Campaigners including Royal Pharmaceutical Society Chair for England, Thorrun Govind, have called for greater understanding about and more support for the menopause.

Speaking at a rally at parliament for World Menopause Day on Monday led by campaign group Menopause Mandate, Ms Govind said that such support could be delivered through community pharmacies, but targeted funding would be needed.

She spoke about the difficulties and inequalities around accessing menopause support, particularly within communities where it is still rarely talked about.

'People are scared about going into clinical rooms, that’s the advantage of a community pharmacy. We work so hard to gain that trust. As a healthcare professional that’s really important,' she said.

Pharmacists could play a key role in education around women’s health, including menstruation and menopause, but that they needed to be properly funded to do so, for instance through a service like CPCS or Pharmacy First, she added.

In a tweet after the event, Ms Govind said: ‘Every single person I spoke to understood there was a greater role for pharmacy here – pharmacy teams need targeted resource and funding to support women.’

She told The Pharmacist that pharmacies played a key role during the pandemic to help overcome vaccine hesitancy, which she said demonstrates that they are ‘ideally placed in the community to support those conversations about the menopause.’

She also highlighted the accessibility of pharmacies, adding that for most people, a pharmacy is a 20 minute walk away, ‘which is really important especially when we are in a cost of living crisis’.

She added that there was still a lack of education around women’s health, despite recent conversations prompted by media coverage over the last year.

Yet Ms Govind argued that there was a huge appetite from women for guidance around the menopause and that pharmacists were well placed to provide it but needed to be funded to do so.

‘We must make sure with new initiatives that there is funding that follows. Menopause support is definitely sought after by the public, a lot of the public are seeking this support from healthcare professionals. So it's important that we recognise that and that the government recognises that,’ she said.

She added: ‘We need more services like the Community Pharmacy Consultation Service to assist women. It would be great to see that rolled out more widely.

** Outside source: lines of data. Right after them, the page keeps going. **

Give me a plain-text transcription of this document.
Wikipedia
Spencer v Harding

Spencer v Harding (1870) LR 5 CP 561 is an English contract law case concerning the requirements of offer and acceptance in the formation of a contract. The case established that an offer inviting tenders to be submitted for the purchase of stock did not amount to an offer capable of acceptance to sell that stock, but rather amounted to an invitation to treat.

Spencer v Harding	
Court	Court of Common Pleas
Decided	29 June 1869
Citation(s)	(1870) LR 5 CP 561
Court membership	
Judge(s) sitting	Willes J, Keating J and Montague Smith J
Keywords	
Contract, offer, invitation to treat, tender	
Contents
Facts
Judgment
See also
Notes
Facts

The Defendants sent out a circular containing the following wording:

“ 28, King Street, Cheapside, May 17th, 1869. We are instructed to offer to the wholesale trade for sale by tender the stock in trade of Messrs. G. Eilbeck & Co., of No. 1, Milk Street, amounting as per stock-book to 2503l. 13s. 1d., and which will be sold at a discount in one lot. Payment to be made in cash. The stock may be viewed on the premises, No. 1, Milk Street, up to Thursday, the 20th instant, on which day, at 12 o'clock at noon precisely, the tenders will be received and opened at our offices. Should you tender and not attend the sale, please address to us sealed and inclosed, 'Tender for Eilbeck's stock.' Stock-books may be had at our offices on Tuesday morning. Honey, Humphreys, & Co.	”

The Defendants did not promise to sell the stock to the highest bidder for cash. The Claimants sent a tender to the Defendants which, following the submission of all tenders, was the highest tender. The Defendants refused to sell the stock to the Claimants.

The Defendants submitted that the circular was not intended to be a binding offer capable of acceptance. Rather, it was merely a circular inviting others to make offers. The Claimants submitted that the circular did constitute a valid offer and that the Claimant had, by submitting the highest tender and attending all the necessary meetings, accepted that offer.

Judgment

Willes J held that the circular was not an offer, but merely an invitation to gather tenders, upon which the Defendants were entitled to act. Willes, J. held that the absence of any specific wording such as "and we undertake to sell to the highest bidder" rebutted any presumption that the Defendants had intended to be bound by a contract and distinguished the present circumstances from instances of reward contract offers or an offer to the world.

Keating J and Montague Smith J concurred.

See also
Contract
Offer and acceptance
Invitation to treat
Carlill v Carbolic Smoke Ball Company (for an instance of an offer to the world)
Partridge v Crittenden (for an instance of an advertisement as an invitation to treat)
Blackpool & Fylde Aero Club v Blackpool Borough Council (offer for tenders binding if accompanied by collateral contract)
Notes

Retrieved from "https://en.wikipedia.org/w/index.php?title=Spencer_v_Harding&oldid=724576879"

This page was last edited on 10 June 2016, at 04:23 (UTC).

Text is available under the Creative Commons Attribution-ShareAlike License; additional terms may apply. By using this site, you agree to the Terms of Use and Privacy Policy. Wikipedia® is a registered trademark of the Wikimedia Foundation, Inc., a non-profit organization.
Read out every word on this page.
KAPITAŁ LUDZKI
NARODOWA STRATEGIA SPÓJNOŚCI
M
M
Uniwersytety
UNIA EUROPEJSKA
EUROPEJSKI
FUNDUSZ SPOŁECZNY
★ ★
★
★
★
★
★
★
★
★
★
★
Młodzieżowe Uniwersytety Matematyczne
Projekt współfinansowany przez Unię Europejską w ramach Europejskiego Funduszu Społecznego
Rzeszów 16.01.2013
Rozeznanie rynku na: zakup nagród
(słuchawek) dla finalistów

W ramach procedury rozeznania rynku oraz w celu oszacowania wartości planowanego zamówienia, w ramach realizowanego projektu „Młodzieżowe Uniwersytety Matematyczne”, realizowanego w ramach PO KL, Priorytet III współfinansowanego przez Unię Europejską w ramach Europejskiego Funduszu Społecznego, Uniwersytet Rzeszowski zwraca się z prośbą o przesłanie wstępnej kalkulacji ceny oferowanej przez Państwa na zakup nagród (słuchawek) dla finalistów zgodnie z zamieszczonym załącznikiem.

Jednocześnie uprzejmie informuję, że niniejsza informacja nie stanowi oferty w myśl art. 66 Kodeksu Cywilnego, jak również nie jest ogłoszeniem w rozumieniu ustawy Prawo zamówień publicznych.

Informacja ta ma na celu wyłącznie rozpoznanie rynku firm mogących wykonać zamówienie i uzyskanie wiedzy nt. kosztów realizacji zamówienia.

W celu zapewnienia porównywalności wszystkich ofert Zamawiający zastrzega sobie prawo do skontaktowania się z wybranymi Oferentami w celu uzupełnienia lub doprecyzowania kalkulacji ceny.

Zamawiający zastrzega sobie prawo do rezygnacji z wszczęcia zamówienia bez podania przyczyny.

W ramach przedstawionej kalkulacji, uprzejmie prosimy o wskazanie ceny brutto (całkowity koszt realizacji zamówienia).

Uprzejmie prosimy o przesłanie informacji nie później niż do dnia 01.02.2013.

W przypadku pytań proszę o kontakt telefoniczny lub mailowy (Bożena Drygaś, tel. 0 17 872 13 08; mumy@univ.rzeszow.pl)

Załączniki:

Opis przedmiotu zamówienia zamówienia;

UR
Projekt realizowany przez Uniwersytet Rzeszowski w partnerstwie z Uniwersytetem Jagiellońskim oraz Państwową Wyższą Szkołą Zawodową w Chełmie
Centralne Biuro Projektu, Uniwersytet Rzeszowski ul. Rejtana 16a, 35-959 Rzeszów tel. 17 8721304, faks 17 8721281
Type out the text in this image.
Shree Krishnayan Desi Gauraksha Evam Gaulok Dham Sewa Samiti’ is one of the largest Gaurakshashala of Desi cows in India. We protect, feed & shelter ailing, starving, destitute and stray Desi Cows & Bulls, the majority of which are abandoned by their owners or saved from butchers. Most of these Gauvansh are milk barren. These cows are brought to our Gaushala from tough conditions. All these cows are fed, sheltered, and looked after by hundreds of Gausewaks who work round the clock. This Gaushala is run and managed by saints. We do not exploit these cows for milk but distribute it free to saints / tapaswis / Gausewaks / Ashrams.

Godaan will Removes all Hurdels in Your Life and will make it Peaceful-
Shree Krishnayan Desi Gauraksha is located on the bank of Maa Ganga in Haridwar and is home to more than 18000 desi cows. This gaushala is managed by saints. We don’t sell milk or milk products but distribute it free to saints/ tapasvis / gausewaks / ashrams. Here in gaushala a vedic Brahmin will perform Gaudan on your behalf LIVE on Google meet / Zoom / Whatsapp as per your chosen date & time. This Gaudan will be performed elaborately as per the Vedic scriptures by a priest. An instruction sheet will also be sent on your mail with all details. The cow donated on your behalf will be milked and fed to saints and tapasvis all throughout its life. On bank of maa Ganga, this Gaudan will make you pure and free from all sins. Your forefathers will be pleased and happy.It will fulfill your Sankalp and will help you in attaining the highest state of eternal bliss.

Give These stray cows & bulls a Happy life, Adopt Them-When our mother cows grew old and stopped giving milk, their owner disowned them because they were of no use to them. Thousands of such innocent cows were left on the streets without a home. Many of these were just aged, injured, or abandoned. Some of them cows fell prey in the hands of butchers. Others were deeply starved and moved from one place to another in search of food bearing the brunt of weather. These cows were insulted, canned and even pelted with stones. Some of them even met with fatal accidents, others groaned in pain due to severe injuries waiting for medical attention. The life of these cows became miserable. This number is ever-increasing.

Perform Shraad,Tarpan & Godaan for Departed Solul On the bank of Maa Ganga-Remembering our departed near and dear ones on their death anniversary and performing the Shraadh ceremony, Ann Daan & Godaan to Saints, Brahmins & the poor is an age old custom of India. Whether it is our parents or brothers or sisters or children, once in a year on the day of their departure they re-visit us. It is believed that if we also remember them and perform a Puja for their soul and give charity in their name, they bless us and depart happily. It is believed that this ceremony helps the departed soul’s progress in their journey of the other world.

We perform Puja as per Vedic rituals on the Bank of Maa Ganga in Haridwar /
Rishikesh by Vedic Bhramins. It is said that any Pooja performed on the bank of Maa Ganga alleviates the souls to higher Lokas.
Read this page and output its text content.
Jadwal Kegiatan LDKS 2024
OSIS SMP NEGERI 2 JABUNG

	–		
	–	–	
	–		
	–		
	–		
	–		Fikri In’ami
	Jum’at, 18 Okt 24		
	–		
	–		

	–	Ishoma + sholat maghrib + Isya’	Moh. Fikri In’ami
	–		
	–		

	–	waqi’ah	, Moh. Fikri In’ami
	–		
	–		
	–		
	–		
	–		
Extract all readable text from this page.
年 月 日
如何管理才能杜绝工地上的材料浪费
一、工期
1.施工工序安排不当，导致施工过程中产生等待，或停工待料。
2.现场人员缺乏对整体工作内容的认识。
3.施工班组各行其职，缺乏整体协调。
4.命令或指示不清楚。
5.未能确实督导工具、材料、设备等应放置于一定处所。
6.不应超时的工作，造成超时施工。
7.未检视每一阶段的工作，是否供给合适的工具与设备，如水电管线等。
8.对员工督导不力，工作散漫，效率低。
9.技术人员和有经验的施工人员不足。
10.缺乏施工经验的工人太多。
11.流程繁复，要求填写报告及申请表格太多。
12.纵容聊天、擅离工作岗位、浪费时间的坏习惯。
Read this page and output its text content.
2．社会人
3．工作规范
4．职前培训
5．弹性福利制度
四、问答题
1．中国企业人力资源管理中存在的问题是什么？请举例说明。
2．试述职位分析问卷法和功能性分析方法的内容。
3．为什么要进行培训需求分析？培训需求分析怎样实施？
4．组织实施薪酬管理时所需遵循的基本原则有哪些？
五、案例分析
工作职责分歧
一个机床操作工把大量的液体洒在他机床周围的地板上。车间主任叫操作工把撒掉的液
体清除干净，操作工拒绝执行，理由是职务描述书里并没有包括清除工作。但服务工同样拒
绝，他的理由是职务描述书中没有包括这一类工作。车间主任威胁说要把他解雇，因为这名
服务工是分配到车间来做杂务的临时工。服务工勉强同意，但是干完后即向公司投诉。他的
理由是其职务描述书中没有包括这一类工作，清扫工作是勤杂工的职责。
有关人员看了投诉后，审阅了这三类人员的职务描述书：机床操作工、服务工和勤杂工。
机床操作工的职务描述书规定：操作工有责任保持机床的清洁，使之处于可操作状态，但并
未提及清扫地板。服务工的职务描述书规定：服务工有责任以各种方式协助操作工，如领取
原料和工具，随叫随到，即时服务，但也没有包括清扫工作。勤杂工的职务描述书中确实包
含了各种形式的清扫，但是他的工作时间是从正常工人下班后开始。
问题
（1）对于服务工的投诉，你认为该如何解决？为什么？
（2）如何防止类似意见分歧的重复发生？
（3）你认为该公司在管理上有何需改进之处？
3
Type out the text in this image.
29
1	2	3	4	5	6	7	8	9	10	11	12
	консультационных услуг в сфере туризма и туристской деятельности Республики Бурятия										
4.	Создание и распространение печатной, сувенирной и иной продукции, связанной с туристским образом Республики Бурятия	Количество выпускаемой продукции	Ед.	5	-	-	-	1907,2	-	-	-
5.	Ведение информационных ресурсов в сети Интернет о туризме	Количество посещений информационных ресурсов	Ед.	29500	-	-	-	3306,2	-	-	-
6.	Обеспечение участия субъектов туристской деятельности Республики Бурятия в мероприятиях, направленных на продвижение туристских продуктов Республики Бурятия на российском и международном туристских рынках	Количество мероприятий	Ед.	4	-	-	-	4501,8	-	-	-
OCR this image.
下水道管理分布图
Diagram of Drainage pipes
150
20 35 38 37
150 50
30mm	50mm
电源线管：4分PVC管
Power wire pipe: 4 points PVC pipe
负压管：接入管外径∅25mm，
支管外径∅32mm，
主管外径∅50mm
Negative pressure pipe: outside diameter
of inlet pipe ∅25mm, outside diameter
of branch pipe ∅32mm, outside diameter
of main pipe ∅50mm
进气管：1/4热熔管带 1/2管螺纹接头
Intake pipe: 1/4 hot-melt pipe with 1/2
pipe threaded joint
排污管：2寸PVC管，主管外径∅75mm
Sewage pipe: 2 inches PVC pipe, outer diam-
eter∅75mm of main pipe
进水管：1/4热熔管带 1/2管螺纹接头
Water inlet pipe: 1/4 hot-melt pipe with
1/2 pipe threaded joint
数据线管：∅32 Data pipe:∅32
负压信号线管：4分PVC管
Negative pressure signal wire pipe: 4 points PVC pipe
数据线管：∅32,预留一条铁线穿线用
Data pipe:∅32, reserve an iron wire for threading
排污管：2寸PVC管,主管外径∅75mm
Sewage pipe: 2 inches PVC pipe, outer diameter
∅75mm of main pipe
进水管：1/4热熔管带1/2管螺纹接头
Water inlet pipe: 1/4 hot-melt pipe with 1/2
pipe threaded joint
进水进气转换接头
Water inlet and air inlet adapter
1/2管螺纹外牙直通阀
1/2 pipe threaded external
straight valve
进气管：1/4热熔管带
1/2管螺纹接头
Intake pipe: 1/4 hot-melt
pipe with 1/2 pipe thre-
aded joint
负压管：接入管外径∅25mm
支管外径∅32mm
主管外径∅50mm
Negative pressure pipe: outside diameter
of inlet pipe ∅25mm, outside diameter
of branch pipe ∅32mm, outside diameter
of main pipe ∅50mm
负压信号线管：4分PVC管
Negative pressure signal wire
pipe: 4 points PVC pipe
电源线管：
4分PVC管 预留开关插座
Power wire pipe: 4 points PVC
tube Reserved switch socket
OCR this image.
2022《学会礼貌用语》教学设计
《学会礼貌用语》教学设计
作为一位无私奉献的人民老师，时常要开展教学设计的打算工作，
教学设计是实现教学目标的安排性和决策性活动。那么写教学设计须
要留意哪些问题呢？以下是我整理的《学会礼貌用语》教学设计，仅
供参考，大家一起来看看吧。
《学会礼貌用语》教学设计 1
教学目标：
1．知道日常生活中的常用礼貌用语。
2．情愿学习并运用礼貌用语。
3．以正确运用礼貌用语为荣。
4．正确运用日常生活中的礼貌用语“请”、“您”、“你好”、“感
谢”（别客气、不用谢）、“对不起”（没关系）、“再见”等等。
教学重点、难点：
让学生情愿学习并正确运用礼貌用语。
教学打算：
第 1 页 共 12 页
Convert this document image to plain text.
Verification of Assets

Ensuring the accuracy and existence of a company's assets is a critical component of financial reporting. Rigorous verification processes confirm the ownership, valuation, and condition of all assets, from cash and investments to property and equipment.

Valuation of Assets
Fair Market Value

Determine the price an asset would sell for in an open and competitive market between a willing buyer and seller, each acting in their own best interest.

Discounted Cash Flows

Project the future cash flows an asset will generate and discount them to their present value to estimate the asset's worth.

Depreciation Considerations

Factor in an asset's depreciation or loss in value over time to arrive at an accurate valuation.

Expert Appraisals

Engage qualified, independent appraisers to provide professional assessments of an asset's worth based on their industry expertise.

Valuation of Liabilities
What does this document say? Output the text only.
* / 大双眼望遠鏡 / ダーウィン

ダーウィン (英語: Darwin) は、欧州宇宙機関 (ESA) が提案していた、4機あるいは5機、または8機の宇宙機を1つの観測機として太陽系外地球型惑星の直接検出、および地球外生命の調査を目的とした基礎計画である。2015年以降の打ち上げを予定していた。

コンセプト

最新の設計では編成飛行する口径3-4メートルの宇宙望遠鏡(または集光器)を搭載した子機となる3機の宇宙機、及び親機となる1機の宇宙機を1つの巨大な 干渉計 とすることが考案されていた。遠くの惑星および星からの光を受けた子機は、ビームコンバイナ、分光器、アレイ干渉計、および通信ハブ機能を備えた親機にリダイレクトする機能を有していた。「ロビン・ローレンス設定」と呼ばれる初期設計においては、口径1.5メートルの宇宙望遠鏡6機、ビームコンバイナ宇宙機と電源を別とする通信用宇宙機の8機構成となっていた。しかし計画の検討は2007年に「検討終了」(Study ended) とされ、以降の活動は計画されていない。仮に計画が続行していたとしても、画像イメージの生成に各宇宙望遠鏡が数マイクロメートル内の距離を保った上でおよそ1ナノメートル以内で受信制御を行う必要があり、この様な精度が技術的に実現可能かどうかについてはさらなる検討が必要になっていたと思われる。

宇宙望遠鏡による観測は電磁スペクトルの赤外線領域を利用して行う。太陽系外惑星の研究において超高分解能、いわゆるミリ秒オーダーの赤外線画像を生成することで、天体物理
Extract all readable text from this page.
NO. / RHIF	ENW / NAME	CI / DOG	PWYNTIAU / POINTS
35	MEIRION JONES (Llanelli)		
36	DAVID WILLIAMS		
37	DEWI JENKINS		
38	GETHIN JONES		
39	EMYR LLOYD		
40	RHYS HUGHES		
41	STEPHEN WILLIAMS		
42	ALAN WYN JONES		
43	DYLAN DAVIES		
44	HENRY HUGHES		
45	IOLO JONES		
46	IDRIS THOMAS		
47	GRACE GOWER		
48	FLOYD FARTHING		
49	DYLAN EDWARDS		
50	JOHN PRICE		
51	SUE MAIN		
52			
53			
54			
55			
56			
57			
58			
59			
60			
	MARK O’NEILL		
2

‘A Pharmacy First approach, which the government has been talking about for a while now, is not just about minor ailments – we also have a key role to play in women’s health. But as I say, we do need resource and backfill [to cover training time] to be able to do our best and support our patients.’

The Menopause Mandate event was attended by MPs including shadow health secretary Wes Streeting, Kim Leadbeater and Carolyn Harris. Menopause Mandate patrons Cherry Healey, Michelle Griffith Robinson, Penny Lancaster, Lavina Mehta, Lisa Snowdon and Carol Vorderman also took part.

Founder Mariella Frostrup said: 'At Menopause Mandate we intend to ensure that every woman, every GP, every workplace and every one of us has the education, support and access to treatment that women need to make life less of a struggle through their menopausal years.'

Panel events on Menopause and Misdiagnosis, Menopause in the Workplace and Menopause, Diversity and Community were followed by a rally by College Green, Westminster.

On Monday the Centre for Pharmacy Postgraduate Education launched a new menopause learning gateway, while the former president of the British Menopause Society said that more awareness is needed.